Quake! Disaster in San Francisco, 1906

Quake! Disaster in San Francisco, 1906

Gail Langer Karwoski
Illustrator:  Robert Papp 
Historical Fiction
For ages 10 to and up
Peachtree, 2004   ISBN: 978-1561453108

Jacob Kaufman’s day has begun very badly. The day before, Jacob’s uncle Avi gave him a little stray dog to take home, saying that a dog is good for "little children to play with." Not surprisingly Jacob’s father was not happy to see the dog when he got home from work. In fact, the night before his father insisted that Jacob take the dog back to his uncle Avi as soon as possible explaining that it is too soon after Jacob’s mother’s death to be thinking about getting a pet. In the early hours of the morning the dog began to make the most awful racket and Jacob left the apartment to take the dog back to where he first saw it, in the market district, sick at heart and angry with his father.

Jacob is not far from home when his whole world seems to turn upside down; the road heaves under his feet, the buildings around him shake and shiver, and the air is full of the noise of destruction and terror. When the cataclysm finally comes to an end, Jacob runs back to his street and discovers that the tenement that he used to live in is no more than a pile of rubble. His father and little sister are no where to be found but there are clues that Jacob’s family did manages to escape the effects of the earthquake that shook the city. Surely they must be out on the streets somewhere looking for him.
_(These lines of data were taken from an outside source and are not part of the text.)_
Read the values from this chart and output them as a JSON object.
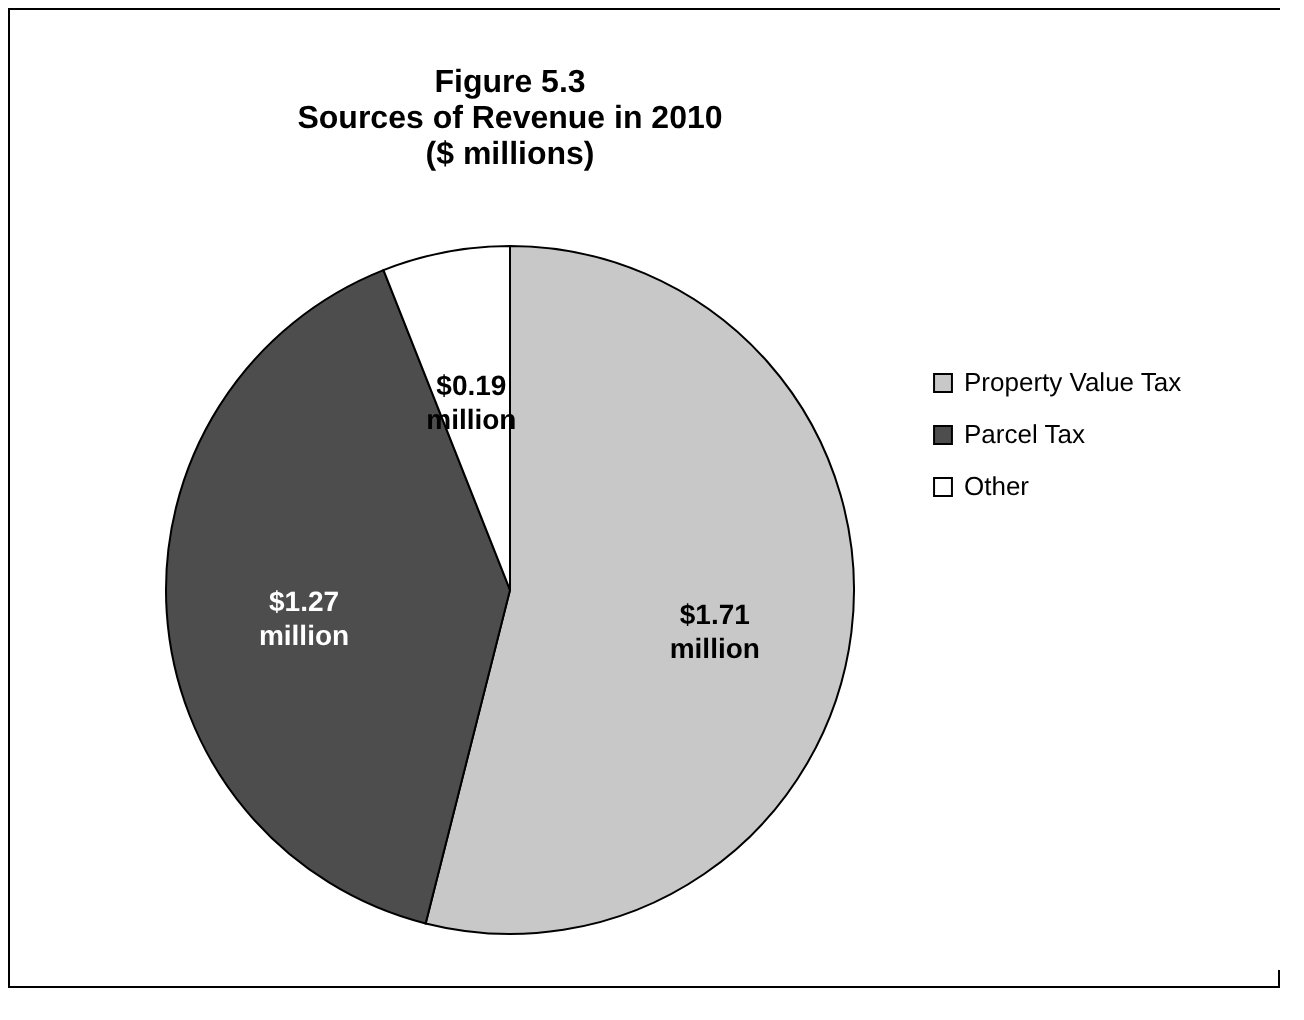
{
  "chart_data": {
    "type": "pie",
    "title": "Figure 5.3\nSources of Revenue in 2010\n($ millions)",
    "categories": [
      "Property Value Tax",
      "Parcel Tax",
      "Other"
    ],
    "values": [
      1.71,
      1.27,
      0.19
    ],
    "colors": [
      "#c8c8c8",
      "#4d4d4d",
      "#ffffff"
    ],
    "value_labels": [
      "$1.71 million",
      "$1.27 million",
      "$0.19 million"
    ],
    "legend": "right"
  }
}
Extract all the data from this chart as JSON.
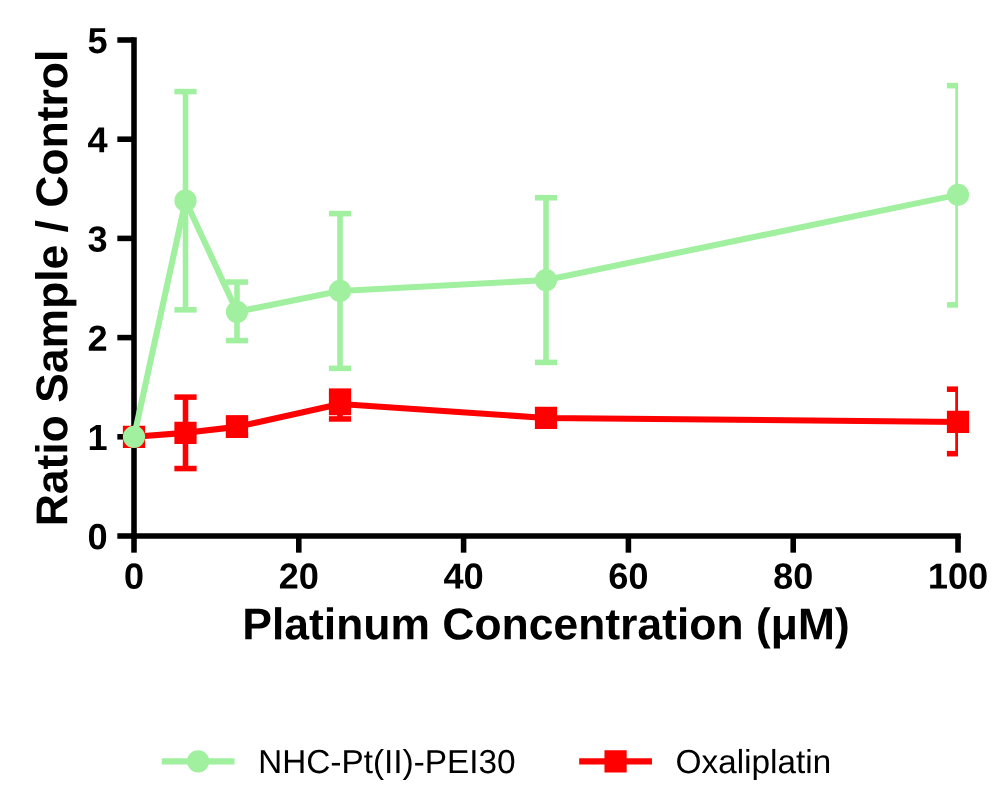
{
  "chart_data": {
    "type": "line",
    "xlabel": "Platinum Concentration (μM)",
    "ylabel": "Ratio Sample / Control",
    "x": [
      0,
      6.25,
      12.5,
      25,
      50,
      100
    ],
    "series": [
      {
        "name": "NHC-Pt(II)-PEI30",
        "color": "#a0f0a0",
        "marker": "circle",
        "values": [
          1,
          3.38,
          2.26,
          2.47,
          2.58,
          3.44
        ],
        "errors": [
          null,
          [
            2.28,
            4.48
          ],
          [
            1.97,
            2.56
          ],
          [
            1.69,
            3.25
          ],
          [
            1.75,
            3.41
          ],
          [
            2.33,
            4.54
          ]
        ]
      },
      {
        "name": "Oxaliplatin",
        "color": "#ff0000",
        "marker": "square",
        "values": [
          1,
          1.04,
          1.1,
          1.33,
          1.19,
          1.15
        ],
        "errors": [
          null,
          [
            0.68,
            1.4
          ],
          [
            1.02,
            1.19
          ],
          [
            1.18,
            1.46
          ],
          null,
          [
            0.83,
            1.48
          ]
        ]
      }
    ],
    "xlim": [
      0,
      100
    ],
    "xticks": [
      0,
      20,
      40,
      60,
      80,
      100
    ],
    "ylim": [
      0,
      5
    ],
    "yticks": [
      0,
      1,
      2,
      3,
      4,
      5
    ],
    "grid": false,
    "legend": "bottom",
    "line_style": "solid"
  }
}
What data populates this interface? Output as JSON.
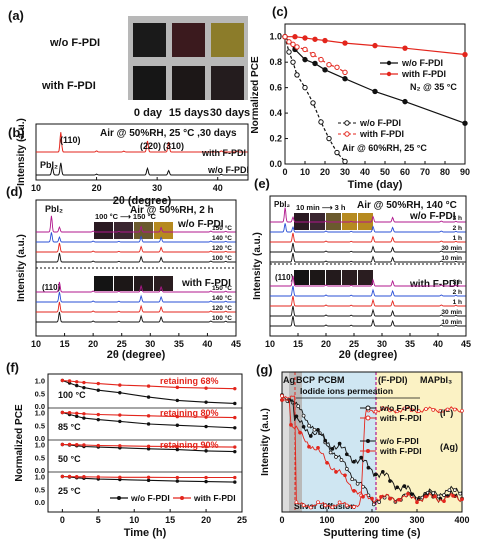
{
  "colors": {
    "black": "#111111",
    "red": "#e3261d",
    "magenta": "#b0178c",
    "blue_shade": "#cfe6f2",
    "yellow_shade": "#fbf2c4",
    "gray_shade": "#b9b9b9"
  },
  "chart_data": [
    {
      "id": "a",
      "type": "photo_grid",
      "label": "(a)",
      "rows": [
        "w/o F-PDI",
        "with F-PDI"
      ],
      "columns": [
        "0 day",
        "15 days",
        "30 days"
      ],
      "swatches": [
        [
          "#1a1a1a",
          "#3b1a1e",
          "#8c7c2a"
        ],
        [
          "#161616",
          "#1c1717",
          "#241c1e"
        ]
      ]
    },
    {
      "id": "b",
      "type": "line",
      "label": "(b)",
      "annotation": "Air @ 50%RH, 25 °C ,30 days",
      "xlabel": "2θ (degree)",
      "ylabel": "Intensity (a.u.)",
      "xlim": [
        10,
        45
      ],
      "xticks": [
        10,
        20,
        30,
        40
      ],
      "peak_labels": [
        "(110)",
        "(220)",
        "(310)",
        "PbI₂"
      ],
      "series": [
        {
          "name": "with F-PDI",
          "color": "red",
          "offset": 1,
          "peaks": [
            [
              14.1,
              0.9
            ],
            [
              28.4,
              0.5
            ],
            [
              31.9,
              0.45
            ],
            [
              20,
              0.05
            ],
            [
              24.5,
              0.04
            ],
            [
              40.6,
              0.05
            ],
            [
              43.2,
              0.04
            ]
          ]
        },
        {
          "name": "w/o F-PDI",
          "color": "black",
          "offset": 0,
          "peaks": [
            [
              12.7,
              0.35
            ],
            [
              14.1,
              0.55
            ],
            [
              28.4,
              0.3
            ],
            [
              31.9,
              0.2
            ],
            [
              20,
              0.04
            ],
            [
              40.6,
              0.03
            ]
          ]
        }
      ]
    },
    {
      "id": "c",
      "type": "line",
      "label": "(c)",
      "xlabel": "Time (day)",
      "ylabel": "Normalized PCE",
      "xlim": [
        0,
        90
      ],
      "ylim": [
        0,
        1.1
      ],
      "xticks": [
        0,
        10,
        20,
        30,
        40,
        50,
        60,
        70,
        80,
        90
      ],
      "yticks": [
        0,
        0.2,
        0.4,
        0.6,
        0.8,
        1.0
      ],
      "groups": [
        {
          "condition": "N₂ @ 35 °C",
          "series": [
            {
              "name": "w/o F-PDI",
              "color": "black",
              "x": [
                0,
                5,
                10,
                15,
                20,
                30,
                45,
                60,
                90
              ],
              "y": [
                1.0,
                0.9,
                0.82,
                0.79,
                0.74,
                0.67,
                0.57,
                0.49,
                0.32
              ]
            },
            {
              "name": "with F-PDI",
              "color": "red",
              "x": [
                0,
                5,
                10,
                15,
                20,
                30,
                45,
                60,
                90
              ],
              "y": [
                1.0,
                1.0,
                0.99,
                0.98,
                0.97,
                0.95,
                0.93,
                0.91,
                0.86
              ]
            }
          ]
        },
        {
          "condition": "Air @ 60%RH, 25 °C",
          "series": [
            {
              "name": "w/o F-PDI",
              "color": "black",
              "x": [
                0,
                2,
                4,
                6,
                10,
                14,
                18,
                22,
                26,
                30
              ],
              "y": [
                1.0,
                0.88,
                0.8,
                0.7,
                0.6,
                0.48,
                0.33,
                0.2,
                0.09,
                0.02
              ]
            },
            {
              "name": "with F-PDI",
              "color": "red",
              "x": [
                0,
                2,
                4,
                6,
                10,
                14,
                18,
                22,
                26,
                30
              ],
              "y": [
                1.0,
                0.96,
                0.94,
                0.92,
                0.9,
                0.86,
                0.82,
                0.78,
                0.76,
                0.72
              ]
            }
          ]
        }
      ]
    },
    {
      "id": "d",
      "type": "line",
      "label": "(d)",
      "annotation": "Air @ 50%RH, 2 h",
      "inset_label": "100 °C ⟶ 150 °C",
      "xlabel": "2θ (degree)",
      "ylabel": "Intensity (a.u.)",
      "xlim": [
        10,
        45
      ],
      "xticks": [
        10,
        15,
        20,
        25,
        30,
        35,
        40,
        45
      ],
      "peak_labels": [
        "PbI₂",
        "(110)"
      ],
      "groups": [
        {
          "name": "w/o F-PDI",
          "traces": [
            {
              "label": "150 °C",
              "color": "magenta"
            },
            {
              "label": "140 °C",
              "color": "blue"
            },
            {
              "label": "120 °C",
              "color": "red"
            },
            {
              "label": "100 °C",
              "color": "black"
            }
          ]
        },
        {
          "name": "with F-PDI",
          "traces": [
            {
              "label": "150 °C",
              "color": "magenta"
            },
            {
              "label": "140 °C",
              "color": "blue"
            },
            {
              "label": "120 °C",
              "color": "red"
            },
            {
              "label": "100 °C",
              "color": "black"
            }
          ]
        }
      ]
    },
    {
      "id": "e",
      "type": "line",
      "label": "(e)",
      "annotation": "Air @ 50%RH, 140 °C",
      "inset_label": "10 min ⟶ 3 h",
      "xlabel": "2θ (degree)",
      "ylabel": "Intensity (a.u.)",
      "xlim": [
        10,
        45
      ],
      "xticks": [
        10,
        15,
        20,
        25,
        30,
        35,
        40,
        45
      ],
      "peak_labels": [
        "PbI₂",
        "(110)"
      ],
      "groups": [
        {
          "name": "w/o F-PDI",
          "traces": [
            {
              "label": "3 h",
              "color": "magenta"
            },
            {
              "label": "2 h",
              "color": "blue"
            },
            {
              "label": "1 h",
              "color": "red"
            },
            {
              "label": "30 min",
              "color": "black"
            },
            {
              "label": "10 min",
              "color": "black"
            }
          ]
        },
        {
          "name": "with F-PDI",
          "traces": [
            {
              "label": "3 h",
              "color": "magenta"
            },
            {
              "label": "2 h",
              "color": "blue"
            },
            {
              "label": "1 h",
              "color": "red"
            },
            {
              "label": "30 min",
              "color": "black"
            },
            {
              "label": "10 min",
              "color": "black"
            }
          ]
        }
      ]
    },
    {
      "id": "f",
      "type": "line",
      "label": "(f)",
      "xlabel": "Time (h)",
      "ylabel": "Normalized PCE",
      "xlim": [
        -2,
        25
      ],
      "xticks": [
        0,
        5,
        10,
        15,
        20,
        25
      ],
      "yticks_labels": [
        "0.0",
        "0.5",
        "1.0"
      ],
      "legend": [
        "w/o F-PDI",
        "with F-PDI"
      ],
      "panels": [
        {
          "temp": "100 °C",
          "retaining": "retaining  68%",
          "wo": [
            1.0,
            0.9,
            0.8,
            0.72,
            0.62,
            0.52,
            0.35,
            0.22,
            0.15,
            0.1
          ],
          "with": [
            1.0,
            0.98,
            0.95,
            0.92,
            0.88,
            0.82,
            0.78,
            0.73,
            0.7,
            0.68
          ]
        },
        {
          "temp": "85 °C",
          "retaining": "retaining  80%",
          "wo": [
            1.0,
            0.92,
            0.85,
            0.78,
            0.72,
            0.65,
            0.55,
            0.5,
            0.45,
            0.4
          ],
          "with": [
            1.0,
            0.99,
            0.97,
            0.95,
            0.92,
            0.9,
            0.87,
            0.84,
            0.82,
            0.8
          ]
        },
        {
          "temp": "50 °C",
          "retaining": "retaining  90%",
          "wo": [
            1.0,
            0.98,
            0.95,
            0.92,
            0.9,
            0.87,
            0.83,
            0.8,
            0.75,
            0.72
          ],
          "with": [
            1.0,
            1.0,
            0.99,
            0.98,
            0.96,
            0.95,
            0.93,
            0.92,
            0.91,
            0.9
          ]
        },
        {
          "temp": "25 °C",
          "retaining": "",
          "wo": [
            1.0,
            0.98,
            0.95,
            0.93,
            0.9,
            0.88,
            0.85,
            0.82,
            0.8,
            0.78
          ],
          "with": [
            1.0,
            1.0,
            0.99,
            0.99,
            0.98,
            0.97,
            0.97,
            0.96,
            0.96,
            0.96
          ]
        }
      ],
      "x": [
        0,
        1,
        2,
        3,
        5,
        8,
        12,
        16,
        20,
        24
      ]
    },
    {
      "id": "g",
      "type": "line",
      "label": "(g)",
      "xlabel": "Sputtering time (s)",
      "ylabel": "Intensity (a.u.)",
      "xlim": [
        0,
        400
      ],
      "xticks": [
        0,
        100,
        200,
        300,
        400
      ],
      "layers": [
        "Ag",
        "BCP",
        "PCBM",
        "(F-PDI)",
        "MAPbI₃"
      ],
      "annotations": [
        "Iodide ions permeation",
        "Silver diffusion"
      ],
      "legend": [
        {
          "name": "w/o F-PDI",
          "element": "(I⁻)",
          "color": "black"
        },
        {
          "name": "with F-PDI",
          "element": "(I⁻)",
          "color": "red"
        },
        {
          "name": "w/o F-PDI",
          "element": "(Ag)",
          "color": "black"
        },
        {
          "name": "with F-PDI",
          "element": "(Ag)",
          "color": "red"
        }
      ],
      "element_labels": [
        "(I⁻)",
        "(Ag)"
      ]
    }
  ]
}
This begins Jacob’s extraordinary adventure to find his father and little sister and with him, at his heels, trots the little dog. Jacob calls the dog Quake and he turn out to be a real blessing in disguise, for Quake quite literally turns out to be a life saver. Not only does he save Jacob’s life but he also helps rescue a Chinese boy who is buried in a collapsed house in Chinatown. San turns out to be in very much the same situation as Jacob, his family gone and their whereabouts unknown. So, the three of them, the two boys and the dog, begin to search what remains of the city for their families.

On their journey Jacob learns about what it is like to be a Chinese person living in San Francisco. He sees racism at first hand and it disgusts him. He also has the good luck to meet people with kind and open hearts who don’t care that San is Chinese and who only see him as the lost boy that he is.

Fascinating, engrossing, and packed with historically accurate details, the author of this book has created a work which is sure to entertain both young and older readers. The reader gets to see in living color how a disaster can bring out both the best, and the worst in people, and what the American immigrant experience was like for those who did not have Anglo-Saxon roots.